Comorbidity affects Вcl-2 levels in mitochondria in C57BL/6 mice with transplantable B16/F10 melanoma.

Abstract

e21581 Background: Overexpression of the Bcl-2 protein inhibits apoptosis and promotes carcinogenesis. Stress causes signaling leading to cell buffering with Bcl-2 protein above acceptable levels. The purpose of the study was to analyze the influence of comorbidity – chronic neurogenic pain (CNP) – on the Bcl-2 levels in mitochondria of cells of melanoma, the heart, skin and brain in female mice with growing tumors. Methods: Female С57ВL/6 mice were divided into groups: intact group (n = 21); control group with a CNP model – bilateral sciatic nerve ligation (n = 21); group M – B16/F10 melanoma (n = 63); CNP+M group – B16/F10 melanoma was transplanted 3 weeks after the CNP model creation (n = 63). The concentration of Bcl-2 (ng/mg of protein) was determined in mitochondrial samples by ELISA (Thermo Fisher Scientific, Austria). Statictical analysis of results: Statistica 10.0. Results: CNP decreased the Bcl-2 level in heart mitochondria by 1.3 times (p < 0.05), but increased it in skin and brain mitochondria by 5.8 and 1.3 times, respectively. Similar changes were observed in melanoma growth 1 week after its transplantation: Bcl-2 levels decreased in heart mitochondria by 1.3 times, and increased in the skin and brain by 8.9 and 1.3 times, respectively.
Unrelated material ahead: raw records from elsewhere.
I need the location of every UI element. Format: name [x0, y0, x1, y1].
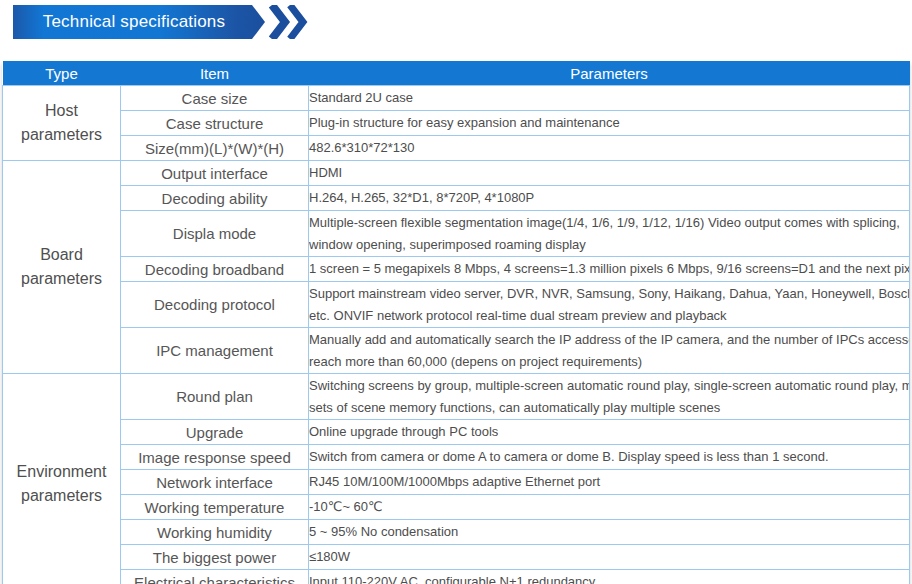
param-line: Online upgrade through PC tools	[309, 421, 909, 443]
column-header-item: Item	[121, 61, 309, 86]
type-label-line: parameters	[3, 267, 120, 291]
param-cell: H.264, H.265, 32*D1, 8*720P, 4*1080P	[309, 186, 910, 211]
param-line: -10℃~ 60℃	[309, 496, 909, 518]
param-cell: -10℃~ 60℃	[309, 495, 910, 520]
item-cell: The biggest power	[121, 545, 309, 570]
item-cell: Upgrade	[121, 420, 309, 445]
item-cell: Decoding ability	[121, 186, 309, 211]
item-cell: Displa mode	[121, 211, 309, 257]
type-label-line: parameters	[3, 123, 120, 147]
table-row: Electrical characteristicsInput 110-220V…	[3, 570, 910, 584]
table-row: Size(mm)(L)*(W)*(H)482.6*310*72*130	[3, 136, 910, 161]
param-line: Support mainstream video server, DVR, NV…	[309, 283, 909, 305]
param-line: HDMI	[309, 162, 909, 184]
column-header-type: Type	[3, 61, 121, 86]
table-body: HostparametersCase sizeStandard 2U caseC…	[3, 86, 910, 584]
param-line: H.264, H.265, 32*D1, 8*720P, 4*1080P	[309, 187, 909, 209]
param-cell: Online upgrade through PC tools	[309, 420, 910, 445]
param-line: Plug-in structure for easy expansion and…	[309, 112, 909, 134]
type-cell: Boardparameters	[3, 161, 121, 374]
param-line: 5 ~ 95% No condensation	[309, 521, 909, 543]
spec-table: TypeItemParameters HostparametersCase si…	[2, 61, 910, 584]
param-cell: HDMI	[309, 161, 910, 186]
table-row: Case structurePlug-in structure for easy…	[3, 111, 910, 136]
type-label-line: Board	[3, 243, 120, 267]
param-line: Standard 2U case	[309, 87, 909, 109]
param-line: RJ45 10M/100M/1000Mbps adaptive Ethernet…	[309, 471, 909, 493]
param-line: etc. ONVIF network protocol real-time du…	[309, 305, 909, 327]
page: Technical specifications TypeItemParamet…	[0, 0, 912, 584]
section-banner: Technical specifications	[13, 5, 310, 39]
item-cell: Electrical characteristics	[121, 570, 309, 584]
table-row: Network interfaceRJ45 10M/100M/1000Mbps …	[3, 470, 910, 495]
param-cell: Input 110-220V AC, configurable N+1 redu…	[309, 570, 910, 584]
param-cell: 1 screen = 5 megapixels 8 Mbps, 4 screen…	[309, 257, 910, 282]
param-line: 1 screen = 5 megapixels 8 Mbps, 4 screen…	[309, 258, 909, 280]
table-row: The biggest power≤180W	[3, 545, 910, 570]
item-cell: Decoding broadband	[121, 257, 309, 282]
param-line: Multiple-screen flexible segmentation im…	[309, 212, 909, 234]
table-row: Displa modeMultiple-screen flexible segm…	[3, 211, 910, 257]
table-row: EnvironmentparametersRound planSwitching…	[3, 374, 910, 420]
type-cell: Hostparameters	[3, 86, 121, 161]
table-row: BoardparametersOutput interfaceHDMI	[3, 161, 910, 186]
param-line: reach more than 60,000 (depens on projec…	[309, 351, 909, 373]
item-cell: Size(mm)(L)*(W)*(H)	[121, 136, 309, 161]
table-row: Decoding protocolSupport mainstream vide…	[3, 282, 910, 328]
item-cell: Working humidity	[121, 520, 309, 545]
table-row: IPC managementManually add and automatic…	[3, 328, 910, 374]
param-line: window opening, superimposed roaming dis…	[309, 234, 909, 256]
param-line: ≤180W	[309, 546, 909, 568]
item-cell: Case size	[121, 86, 309, 111]
item-cell: Decoding protocol	[121, 282, 309, 328]
table-row: Working humidity5 ~ 95% No condensation	[3, 520, 910, 545]
param-cell: Plug-in structure for easy expansion and…	[309, 111, 910, 136]
param-cell: Support mainstream video server, DVR, NV…	[309, 282, 910, 328]
param-cell: Switch from camera or dome A to camera o…	[309, 445, 910, 470]
table-row: Decoding broadband1 screen = 5 megapixel…	[3, 257, 910, 282]
item-cell: Output interface	[121, 161, 309, 186]
column-header-parameters: Parameters	[309, 61, 910, 86]
type-cell: Environmentparameters	[3, 374, 121, 584]
item-cell: Working temperature	[121, 495, 309, 520]
double-chevron-icon	[268, 5, 310, 39]
param-line: sets of scene memory functions, can auto…	[309, 397, 909, 419]
item-cell: Case structure	[121, 111, 309, 136]
item-cell: Image response speed	[121, 445, 309, 470]
param-line: Input 110-220V AC, configurable N+1 redu…	[309, 571, 909, 584]
type-label-line: Environment	[3, 460, 120, 484]
param-line: Switch from camera or dome A to camera o…	[309, 446, 909, 468]
param-cell: 5 ~ 95% No condensation	[309, 520, 910, 545]
item-cell: Network interface	[121, 470, 309, 495]
banner-ribbon: Technical specifications	[13, 5, 265, 39]
param-cell: Manually add and automatically search th…	[309, 328, 910, 374]
type-label-line: Host	[3, 99, 120, 123]
table-row: Working temperature-10℃~ 60℃	[3, 495, 910, 520]
param-cell: ≤180W	[309, 545, 910, 570]
param-cell: Standard 2U case	[309, 86, 910, 111]
param-cell: 482.6*310*72*130	[309, 136, 910, 161]
type-label-line: parameters	[3, 484, 120, 508]
table-row: Image response speedSwitch from camera o…	[3, 445, 910, 470]
param-cell: Multiple-screen flexible segmentation im…	[309, 211, 910, 257]
table-row: UpgradeOnline upgrade through PC tools	[3, 420, 910, 445]
param-cell: RJ45 10M/100M/1000Mbps adaptive Ethernet…	[309, 470, 910, 495]
table-row: Decoding abilityH.264, H.265, 32*D1, 8*7…	[3, 186, 910, 211]
item-cell: IPC management	[121, 328, 309, 374]
param-cell: Switching screens by group, multiple-scr…	[309, 374, 910, 420]
param-line: Manually add and automatically search th…	[309, 329, 909, 351]
table-header-row: TypeItemParameters	[3, 61, 910, 86]
banner-title: Technical specifications	[43, 12, 235, 32]
table-row: HostparametersCase sizeStandard 2U case	[3, 86, 910, 111]
item-cell: Round plan	[121, 374, 309, 420]
param-line: 482.6*310*72*130	[309, 137, 909, 159]
param-line: Switching screens by group, multiple-scr…	[309, 375, 909, 397]
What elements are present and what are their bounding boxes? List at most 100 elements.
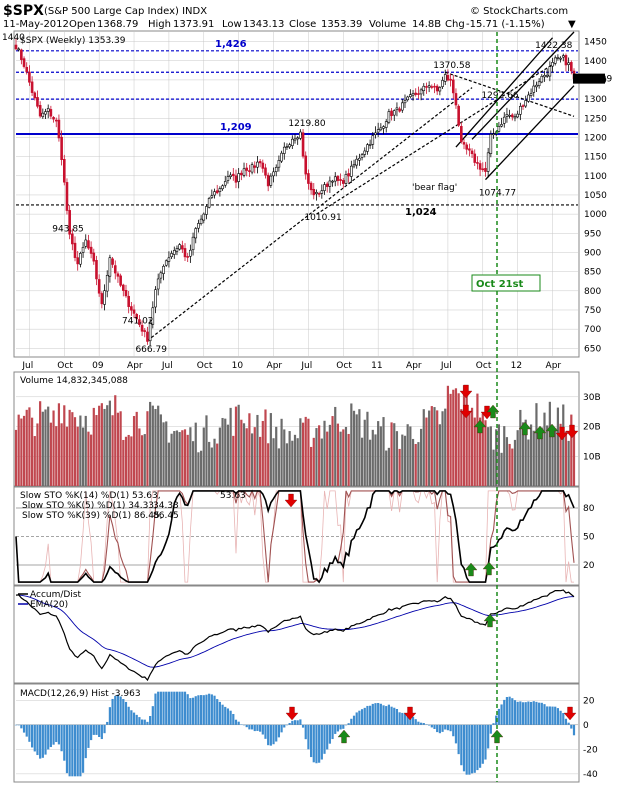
macd-hist-bar	[165, 691, 168, 725]
sto-value-2: 34.33	[153, 501, 179, 511]
red-down-arrow-icon	[284, 493, 298, 508]
macd-hist-bar	[334, 724, 337, 734]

After 2 weeks of the tumor growth, Bcl-2 in brain mitochondria decreased by 1.7 times, and it started declining in the skin by the 3rd week – by 4 times, compared to intact females. Bcl-2 in tumor mitochondria exceeded the values in the skin by more than 4 times throughout the experiment. Tumor growth in presence of CNP caused a decrease in Bcl-2 in brain mitochondria by 2.4 times after 3 weeks, and in the heart and skin – by 2 and 1.7 times, respectively, after 2 weeks. Bcl-2 in tumor mitochondria in presence of CNP was lower than in the intact skin on average by 1.8 times throughout the experiment. Conclusions: CNP as a comorbidity caused a modulating effect on the mechanisms of survival and apoptosis of cells both in the tumor and in the main organs providing the vital functions of the body - the brain and heart, and also affects the target organ of melanoma - the skin. The results demonstrated the ability of comorbidity to change levels of Bcl-2 in mitochondria depending on the stage of tumor development.